Помню, уже при Брежневе тогдашний руководитель кино Романов после того, как кому-то из больших начальников не понравилась сделанная Александром Аловым и Владимиром Наумовым экранизация «Скверного анекдота» Достоевского и Романову за это влетело, вызвал членов художественного совета творческого объединения писателей и киноработников и, отругав нас, стал горько жаловаться на свою судьбу:
— Вам-то что. Вы снимаете, что хотите, что в голову взбредет. А отвечать мне — посмотрят фильм на дачах и, чуть что не так, сразу же: «Положишь партбилет!»
Ситуация была презабавная — ругая нас, он искал у нас сочувствия.
При новом порядке ответственность редакторов возрастала, но и свободы у них становилось побольше. Те, для кого она была желанной (а желали ее далеко не все — иных страшила возраставшая ответственность), не преминули воспользоваться открывшимися возможностями, стали действовать на свой страх и риск, считая, что опубликование острой статьи стоит полученного за нее замечания или выговора; случалось, что и местом редакторским приходилось за это расплачиваться.
Что поделаешь, таков был тогда неизбежный в редакторском деле профессиональный риск. Как-то у Анатолия Аграновского мы обсуждали варианты совершенно неясного исхода одной рискованной газетной акции. В нашей компании газетчиков оказался посторонний человек, незнакомый мне приятель Аграновского, то ли научный работник, то ли врач — так почему-то подумал я. Он внимательно слушал нас, а потом под конец вдруг сказал:
— И у вас, оказывается, не знаешь, где можно гробануться.
Это был (я тихонько спросил у Аграновского) летчик-испытатель Марк Галлай.
В более поздние времена, при Сергее Сергеевиче Смирнове, когда в номере стояли взрывчатые материалы, которые могли быть затребованы на Старую площадь для ознакомления (после чего один бог знает, в каком виде они появятся на газетной полосе, да и появятся ли вообще), Косолапов, которому был не чужд азарт газетчика, несколько раз мне говорил:
— А план номера мы сегодня отправим на Старую площадь попозже, когда там уже надевают пальто и застегивают портфели.

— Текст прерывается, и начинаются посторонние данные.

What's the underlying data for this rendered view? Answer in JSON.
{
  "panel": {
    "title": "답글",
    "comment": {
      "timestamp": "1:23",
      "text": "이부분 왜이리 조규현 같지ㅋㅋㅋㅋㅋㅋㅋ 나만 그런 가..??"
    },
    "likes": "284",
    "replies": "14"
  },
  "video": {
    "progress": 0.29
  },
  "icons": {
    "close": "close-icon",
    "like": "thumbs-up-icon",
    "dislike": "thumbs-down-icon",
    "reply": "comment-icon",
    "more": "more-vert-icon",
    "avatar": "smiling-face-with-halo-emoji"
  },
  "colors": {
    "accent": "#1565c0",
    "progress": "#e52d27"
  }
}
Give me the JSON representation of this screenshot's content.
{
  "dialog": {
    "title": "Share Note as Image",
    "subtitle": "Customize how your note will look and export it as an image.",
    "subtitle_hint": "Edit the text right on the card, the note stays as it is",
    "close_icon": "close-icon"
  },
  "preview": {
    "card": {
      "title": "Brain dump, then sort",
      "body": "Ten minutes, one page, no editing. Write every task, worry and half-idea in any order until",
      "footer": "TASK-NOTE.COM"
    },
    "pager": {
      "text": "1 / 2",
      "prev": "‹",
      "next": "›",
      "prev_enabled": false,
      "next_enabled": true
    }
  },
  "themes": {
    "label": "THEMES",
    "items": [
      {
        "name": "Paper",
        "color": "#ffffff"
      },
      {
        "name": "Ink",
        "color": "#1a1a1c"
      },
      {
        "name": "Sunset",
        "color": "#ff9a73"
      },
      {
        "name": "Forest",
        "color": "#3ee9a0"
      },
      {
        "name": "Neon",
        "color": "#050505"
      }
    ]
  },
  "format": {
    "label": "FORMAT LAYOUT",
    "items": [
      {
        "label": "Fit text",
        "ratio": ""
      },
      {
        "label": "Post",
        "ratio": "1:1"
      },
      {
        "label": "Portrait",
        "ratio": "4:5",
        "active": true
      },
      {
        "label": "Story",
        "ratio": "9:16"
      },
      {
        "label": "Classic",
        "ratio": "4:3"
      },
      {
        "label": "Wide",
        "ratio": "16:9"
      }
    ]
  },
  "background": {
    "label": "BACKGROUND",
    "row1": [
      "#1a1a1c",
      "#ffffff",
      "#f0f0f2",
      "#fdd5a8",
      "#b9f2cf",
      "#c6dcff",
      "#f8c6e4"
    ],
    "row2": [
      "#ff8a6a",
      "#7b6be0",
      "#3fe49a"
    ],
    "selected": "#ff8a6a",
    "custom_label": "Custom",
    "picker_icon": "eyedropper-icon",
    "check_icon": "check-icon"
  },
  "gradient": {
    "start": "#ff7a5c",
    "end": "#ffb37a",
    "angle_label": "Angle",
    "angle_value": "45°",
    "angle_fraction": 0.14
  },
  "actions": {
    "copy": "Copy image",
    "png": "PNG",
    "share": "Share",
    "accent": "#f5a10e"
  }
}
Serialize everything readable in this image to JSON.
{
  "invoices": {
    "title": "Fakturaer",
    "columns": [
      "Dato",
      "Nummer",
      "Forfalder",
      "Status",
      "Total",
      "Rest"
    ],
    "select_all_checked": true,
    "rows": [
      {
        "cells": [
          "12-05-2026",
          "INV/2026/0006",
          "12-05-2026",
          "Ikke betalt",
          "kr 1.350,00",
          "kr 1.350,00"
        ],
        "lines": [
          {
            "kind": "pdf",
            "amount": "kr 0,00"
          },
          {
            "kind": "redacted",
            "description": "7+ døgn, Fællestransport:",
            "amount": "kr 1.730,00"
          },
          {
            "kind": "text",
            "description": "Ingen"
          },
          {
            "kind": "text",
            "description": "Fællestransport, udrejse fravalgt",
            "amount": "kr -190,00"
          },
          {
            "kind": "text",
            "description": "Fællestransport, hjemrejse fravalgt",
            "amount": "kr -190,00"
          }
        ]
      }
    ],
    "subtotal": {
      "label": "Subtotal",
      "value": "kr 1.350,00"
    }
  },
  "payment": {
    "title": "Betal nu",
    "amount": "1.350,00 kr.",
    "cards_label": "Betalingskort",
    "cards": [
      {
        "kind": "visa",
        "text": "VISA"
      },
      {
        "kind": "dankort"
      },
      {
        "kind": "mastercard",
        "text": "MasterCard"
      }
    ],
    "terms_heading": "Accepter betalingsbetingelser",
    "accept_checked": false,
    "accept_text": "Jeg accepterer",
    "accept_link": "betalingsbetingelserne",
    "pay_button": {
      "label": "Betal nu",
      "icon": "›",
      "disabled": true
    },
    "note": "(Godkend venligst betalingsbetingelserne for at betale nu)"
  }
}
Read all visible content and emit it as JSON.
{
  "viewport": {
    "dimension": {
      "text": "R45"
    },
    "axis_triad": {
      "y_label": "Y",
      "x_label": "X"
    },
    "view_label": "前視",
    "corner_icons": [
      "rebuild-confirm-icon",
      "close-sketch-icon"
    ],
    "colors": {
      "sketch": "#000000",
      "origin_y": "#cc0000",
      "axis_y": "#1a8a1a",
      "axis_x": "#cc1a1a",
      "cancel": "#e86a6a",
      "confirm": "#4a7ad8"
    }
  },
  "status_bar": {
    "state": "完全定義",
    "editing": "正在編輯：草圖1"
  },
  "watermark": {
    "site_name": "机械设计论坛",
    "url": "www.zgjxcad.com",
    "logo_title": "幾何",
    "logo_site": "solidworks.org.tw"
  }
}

Поразительное это было время — весна и лето после XX съезда. Возвращались из лагерей и ссылки репрессированные, началась реабилитация расстрелянных, замученных в тюрьмах. Однажды наш университетский учитель Абрам Александрович Белкин, читавший нам курс русской литературы XIX века и потом, во время космополитической кампании, изгнанный из университета, что было для него и для студентов невосполнимой потерей, потому что преподавателем он был, как говориться, милостью божьей, пригласил нас, нескольких своих бывших студентов, к себе. Ему захотелось познакомить нас со своим учителем, только что возвратившимся из мест отдаленных, Валерьяном Федоровичем Переверзевым. Выяснилось, что Абрам Александрович каким-то образом поддерживал с ним связь и даже, как мог, материально помогал Переверзеву — разумеется, тайно. В пору сводящего с ума страха, когда рвались человеческие связи — жены отказывались от мужей, дети от родителей,— это был поступок, на который не каждый решался. О Переверзеве, о его работах, отправленных в спецхран, мы ничего толком не знали — в читавшемся нам курсе истории критики вовсю чехвостили «переверзевщину» за ревизию марксизма, за вульгарный социологизм — вот, пожалуй, и все. Абрам Александрович рассказал, что Переверзев сел в 1938 году не в первый раз. За участие в революционном движении он при царе шесть лет провел в тюрьме и в нарымской ссылке, правда, условия были несколько иными — свою первую книгу о творчестве Достоевского он написал тогда...
Мы просидели у Абрама Александровича чуть ли не до утра. Валерьян Федорович, несмотря на преклонные годы — ему было уже за семьдесят, — оказался человеком крепким, не утратившим живого интереса к окружающему миру, с какими-то удивительно веселыми глазами. Его совершенно не тяготил бесконечный сумбурный ночной разговор. Казалось, он присматривался к нам, своим литературным внукам, хотел понять, чем мы живем. Поразительно, но он был куда большим оптимистом, чем мы, не испытавшие и малой части того, что выпало ему на долю. При этом он был терпимее, вернее, мудрее, чем мы, о многом судившие тогда с безоглядной категоричностью. Он защитил одного своего ученика, который тоже был нашим преподавателем, от наветов — ходили слухи, что, вызванный на допрос, он свидетельствовал против своего учителя:
— Это не так, он держался осторожно, но ничего во вред мне не сказал. Для этого требовалось немалое мужество. Вы должны это понять. А к тем, кто сам сидел и на следствии давал на меня показания, у меня нет никаких претензий. Бессовестно их попрекать. Кто там побывал, знает, каким образом добывали показания.